Oh my gosh, beautiful eyes and cat! Do you have red-eye filter on your camera?


----------



## Celebsilmare (Aug 9, 2004)

yes I do, but I just don't use the flash anymore. I always use natural light or lamps. It gives me enough light without getting that green-eyed kitty look. (or red depending on the angle)


----------



## DesnBaby (Apr 18, 2004)

She looks like a drawing I did, cool! 8) :lol:


----------



## LoveMyKitties (Nov 12, 2004)

What GORGEOUS huge eyes!


----------



## jessamica8 (Aug 17, 2004)

Gorgeous cat! I'm soooo developing a weak spot for blue-eyed pointed tabbies!


----------



## kitkat (Sep 22, 2003)

What a beauty! I never use flash anymore either unless it's completely dark. Natural light makes the picture so much prettier


----------



## Celebsilmare (Aug 9, 2004)

Thanks everybody!


----------



## vanillasugar (Nov 11, 2004)

Oh such a stunning cat!


----------



## RarePuss (Jun 16, 2004)

gorgeous!!! i love blue-eyed cats.. is he a color-point/lynx-point?


----------



## Celebsilmare (Aug 9, 2004)

She's actually a Siamese/tabby mix. By her colors I would guess that one of her parents was a seal or blue point.

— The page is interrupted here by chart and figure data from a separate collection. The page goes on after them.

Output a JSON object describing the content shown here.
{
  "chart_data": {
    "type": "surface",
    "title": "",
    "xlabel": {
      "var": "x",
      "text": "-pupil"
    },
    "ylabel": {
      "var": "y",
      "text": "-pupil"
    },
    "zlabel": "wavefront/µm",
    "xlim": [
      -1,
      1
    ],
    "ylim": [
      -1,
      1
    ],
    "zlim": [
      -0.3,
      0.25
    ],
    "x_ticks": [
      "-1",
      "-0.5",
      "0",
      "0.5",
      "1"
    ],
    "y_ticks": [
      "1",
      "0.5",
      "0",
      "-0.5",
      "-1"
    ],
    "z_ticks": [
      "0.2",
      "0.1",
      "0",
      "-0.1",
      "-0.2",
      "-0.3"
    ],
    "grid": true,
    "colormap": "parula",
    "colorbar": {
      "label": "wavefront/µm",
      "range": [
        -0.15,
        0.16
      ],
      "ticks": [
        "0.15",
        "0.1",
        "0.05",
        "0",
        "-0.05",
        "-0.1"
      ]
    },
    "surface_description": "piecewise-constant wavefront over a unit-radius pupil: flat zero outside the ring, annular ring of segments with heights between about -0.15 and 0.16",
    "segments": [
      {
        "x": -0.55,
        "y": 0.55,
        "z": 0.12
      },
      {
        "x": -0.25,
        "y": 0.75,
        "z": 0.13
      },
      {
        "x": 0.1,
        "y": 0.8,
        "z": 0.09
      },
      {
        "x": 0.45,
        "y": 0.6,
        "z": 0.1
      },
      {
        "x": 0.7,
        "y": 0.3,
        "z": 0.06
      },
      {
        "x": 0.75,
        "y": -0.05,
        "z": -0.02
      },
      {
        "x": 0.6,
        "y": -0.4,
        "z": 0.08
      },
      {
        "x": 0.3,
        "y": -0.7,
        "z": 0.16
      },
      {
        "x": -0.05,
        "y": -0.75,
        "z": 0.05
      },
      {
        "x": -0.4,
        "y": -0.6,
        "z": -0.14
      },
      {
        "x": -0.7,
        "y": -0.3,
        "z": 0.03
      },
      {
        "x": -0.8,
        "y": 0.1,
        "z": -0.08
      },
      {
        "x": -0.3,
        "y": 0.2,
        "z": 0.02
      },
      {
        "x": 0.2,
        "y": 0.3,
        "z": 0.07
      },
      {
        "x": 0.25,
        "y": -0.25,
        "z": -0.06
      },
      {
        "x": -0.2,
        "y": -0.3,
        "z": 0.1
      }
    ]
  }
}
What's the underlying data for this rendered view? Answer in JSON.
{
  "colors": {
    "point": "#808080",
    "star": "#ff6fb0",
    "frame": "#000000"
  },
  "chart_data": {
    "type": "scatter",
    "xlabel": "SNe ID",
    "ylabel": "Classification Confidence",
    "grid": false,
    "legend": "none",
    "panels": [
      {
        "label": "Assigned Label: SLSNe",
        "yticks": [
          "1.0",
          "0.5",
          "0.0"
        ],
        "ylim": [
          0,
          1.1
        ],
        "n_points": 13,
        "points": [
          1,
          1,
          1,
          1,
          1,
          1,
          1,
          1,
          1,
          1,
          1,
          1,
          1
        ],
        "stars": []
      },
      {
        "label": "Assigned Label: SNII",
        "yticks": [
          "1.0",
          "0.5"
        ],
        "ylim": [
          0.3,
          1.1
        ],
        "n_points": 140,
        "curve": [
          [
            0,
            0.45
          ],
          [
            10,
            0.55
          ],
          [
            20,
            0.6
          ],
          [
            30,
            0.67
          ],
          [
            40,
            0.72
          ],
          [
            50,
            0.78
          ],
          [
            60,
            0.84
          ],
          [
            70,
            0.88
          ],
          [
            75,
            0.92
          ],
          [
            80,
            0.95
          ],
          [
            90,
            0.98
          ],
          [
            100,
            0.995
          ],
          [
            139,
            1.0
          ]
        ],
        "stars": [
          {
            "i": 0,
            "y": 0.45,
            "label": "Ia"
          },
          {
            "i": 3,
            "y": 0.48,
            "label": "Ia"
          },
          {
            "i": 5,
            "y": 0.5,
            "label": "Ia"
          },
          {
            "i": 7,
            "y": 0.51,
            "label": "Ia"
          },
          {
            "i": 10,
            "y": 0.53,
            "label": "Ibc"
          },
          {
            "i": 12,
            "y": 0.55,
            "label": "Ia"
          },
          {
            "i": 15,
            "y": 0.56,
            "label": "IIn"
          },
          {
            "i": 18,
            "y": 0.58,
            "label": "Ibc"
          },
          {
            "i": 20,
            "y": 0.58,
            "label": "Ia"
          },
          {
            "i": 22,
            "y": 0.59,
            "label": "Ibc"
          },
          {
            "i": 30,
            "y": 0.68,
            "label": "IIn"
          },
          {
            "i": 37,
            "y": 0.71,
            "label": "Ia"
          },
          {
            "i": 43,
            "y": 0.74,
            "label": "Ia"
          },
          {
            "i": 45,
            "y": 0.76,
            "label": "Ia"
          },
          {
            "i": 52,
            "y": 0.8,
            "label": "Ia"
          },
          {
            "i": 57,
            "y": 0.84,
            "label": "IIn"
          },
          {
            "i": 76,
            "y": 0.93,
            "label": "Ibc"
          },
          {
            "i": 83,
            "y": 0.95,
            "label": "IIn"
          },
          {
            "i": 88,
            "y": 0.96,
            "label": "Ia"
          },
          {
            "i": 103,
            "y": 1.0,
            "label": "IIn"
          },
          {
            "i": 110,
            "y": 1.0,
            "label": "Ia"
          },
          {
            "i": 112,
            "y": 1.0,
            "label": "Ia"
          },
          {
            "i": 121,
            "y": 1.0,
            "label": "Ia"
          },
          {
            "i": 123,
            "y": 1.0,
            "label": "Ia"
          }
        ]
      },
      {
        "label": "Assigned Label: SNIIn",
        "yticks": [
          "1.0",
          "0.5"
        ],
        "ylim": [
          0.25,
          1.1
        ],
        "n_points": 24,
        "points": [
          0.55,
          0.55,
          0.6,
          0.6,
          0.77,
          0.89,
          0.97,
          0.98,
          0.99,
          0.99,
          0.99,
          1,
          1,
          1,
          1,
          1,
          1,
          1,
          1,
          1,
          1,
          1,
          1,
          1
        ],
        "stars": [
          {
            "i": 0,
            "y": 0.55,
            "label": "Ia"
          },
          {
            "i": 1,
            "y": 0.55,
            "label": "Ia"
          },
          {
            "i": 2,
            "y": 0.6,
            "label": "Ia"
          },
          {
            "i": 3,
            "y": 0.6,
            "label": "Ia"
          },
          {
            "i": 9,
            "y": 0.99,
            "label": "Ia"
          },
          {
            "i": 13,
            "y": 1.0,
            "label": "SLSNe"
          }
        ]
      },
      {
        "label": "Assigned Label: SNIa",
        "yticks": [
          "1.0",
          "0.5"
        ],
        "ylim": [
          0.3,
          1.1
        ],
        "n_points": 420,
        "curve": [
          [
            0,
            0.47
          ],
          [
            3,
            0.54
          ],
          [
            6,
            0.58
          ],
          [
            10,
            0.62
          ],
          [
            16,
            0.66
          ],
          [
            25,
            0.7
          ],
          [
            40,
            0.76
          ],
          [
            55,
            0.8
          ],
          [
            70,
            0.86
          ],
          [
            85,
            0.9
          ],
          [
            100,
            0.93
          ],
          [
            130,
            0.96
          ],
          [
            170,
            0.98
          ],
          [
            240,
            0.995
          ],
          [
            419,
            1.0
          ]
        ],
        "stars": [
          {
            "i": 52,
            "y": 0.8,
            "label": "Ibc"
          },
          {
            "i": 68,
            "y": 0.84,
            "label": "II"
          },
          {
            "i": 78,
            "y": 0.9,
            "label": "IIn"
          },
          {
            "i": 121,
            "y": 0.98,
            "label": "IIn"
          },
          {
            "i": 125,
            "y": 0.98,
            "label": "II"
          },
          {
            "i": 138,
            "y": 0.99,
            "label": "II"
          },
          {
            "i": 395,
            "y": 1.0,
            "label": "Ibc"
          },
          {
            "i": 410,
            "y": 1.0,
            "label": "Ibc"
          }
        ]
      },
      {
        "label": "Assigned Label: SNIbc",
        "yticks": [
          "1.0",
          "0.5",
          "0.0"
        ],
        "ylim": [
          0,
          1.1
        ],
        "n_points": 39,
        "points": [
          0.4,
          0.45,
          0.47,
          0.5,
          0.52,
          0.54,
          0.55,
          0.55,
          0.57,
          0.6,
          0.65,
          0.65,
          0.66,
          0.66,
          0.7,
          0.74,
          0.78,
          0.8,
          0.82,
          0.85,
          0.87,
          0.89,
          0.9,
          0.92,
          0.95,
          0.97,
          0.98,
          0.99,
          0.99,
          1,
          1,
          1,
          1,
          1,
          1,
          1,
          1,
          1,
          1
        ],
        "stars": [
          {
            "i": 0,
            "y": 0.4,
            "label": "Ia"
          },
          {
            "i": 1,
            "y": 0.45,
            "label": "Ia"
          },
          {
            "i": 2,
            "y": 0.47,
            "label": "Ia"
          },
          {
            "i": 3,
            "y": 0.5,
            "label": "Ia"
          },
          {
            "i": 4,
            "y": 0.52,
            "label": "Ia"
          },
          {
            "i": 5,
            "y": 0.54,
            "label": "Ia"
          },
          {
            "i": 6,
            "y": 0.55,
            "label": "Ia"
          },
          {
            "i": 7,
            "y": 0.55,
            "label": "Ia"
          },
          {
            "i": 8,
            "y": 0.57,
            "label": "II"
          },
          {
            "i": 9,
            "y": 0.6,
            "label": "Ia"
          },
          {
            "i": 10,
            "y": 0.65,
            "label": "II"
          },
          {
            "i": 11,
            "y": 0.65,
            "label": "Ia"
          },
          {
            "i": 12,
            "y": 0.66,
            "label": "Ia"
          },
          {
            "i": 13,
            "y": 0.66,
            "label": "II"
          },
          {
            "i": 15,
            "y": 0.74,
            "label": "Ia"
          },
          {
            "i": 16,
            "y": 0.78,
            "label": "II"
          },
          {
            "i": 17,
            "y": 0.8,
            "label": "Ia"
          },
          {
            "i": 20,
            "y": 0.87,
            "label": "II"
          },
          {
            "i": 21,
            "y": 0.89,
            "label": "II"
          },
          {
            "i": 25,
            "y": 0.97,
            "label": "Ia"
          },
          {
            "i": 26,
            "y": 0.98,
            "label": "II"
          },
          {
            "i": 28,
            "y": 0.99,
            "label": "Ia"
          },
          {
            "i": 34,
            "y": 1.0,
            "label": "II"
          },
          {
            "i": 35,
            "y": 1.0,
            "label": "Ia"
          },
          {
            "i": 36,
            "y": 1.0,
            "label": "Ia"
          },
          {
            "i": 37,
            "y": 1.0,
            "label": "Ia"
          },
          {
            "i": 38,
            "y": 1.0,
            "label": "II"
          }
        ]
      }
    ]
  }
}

Here's my other Siamese/tabby mix. Her mom was a purebread seal point siamese.


----------



## ForJazz (Dec 30, 2003)

siamese/tabby mix is actually what RarePuss was referring too I think -- the name for a pointed cat with tabby stripes in the points is "lynx point."


----------



## Celebsilmare (Aug 9, 2004)

Oh ok Oops  I'm still learning all the point names.


----------



## RarePuss (Jun 16, 2004)

ForJazz said:


> siamese/tabby mix is actually what RarePuss was referring too I think -- the name for a pointed cat with tabby stripes in the points is "lynx point."


yes! thanks for correcting me too, i'm learning as well


----------



## ForJazz (Dec 30, 2003)

Oh Marina, I think you had it right. Colorpoint is used sometimes too, usually with certain breeds like oriental and a few others -- it really depends, but they both mean the same thing. Just like some associations say "torbie" and some say "patched tabby."


----------



## Stanky (Feb 28, 2005)

Love the eyes!


----------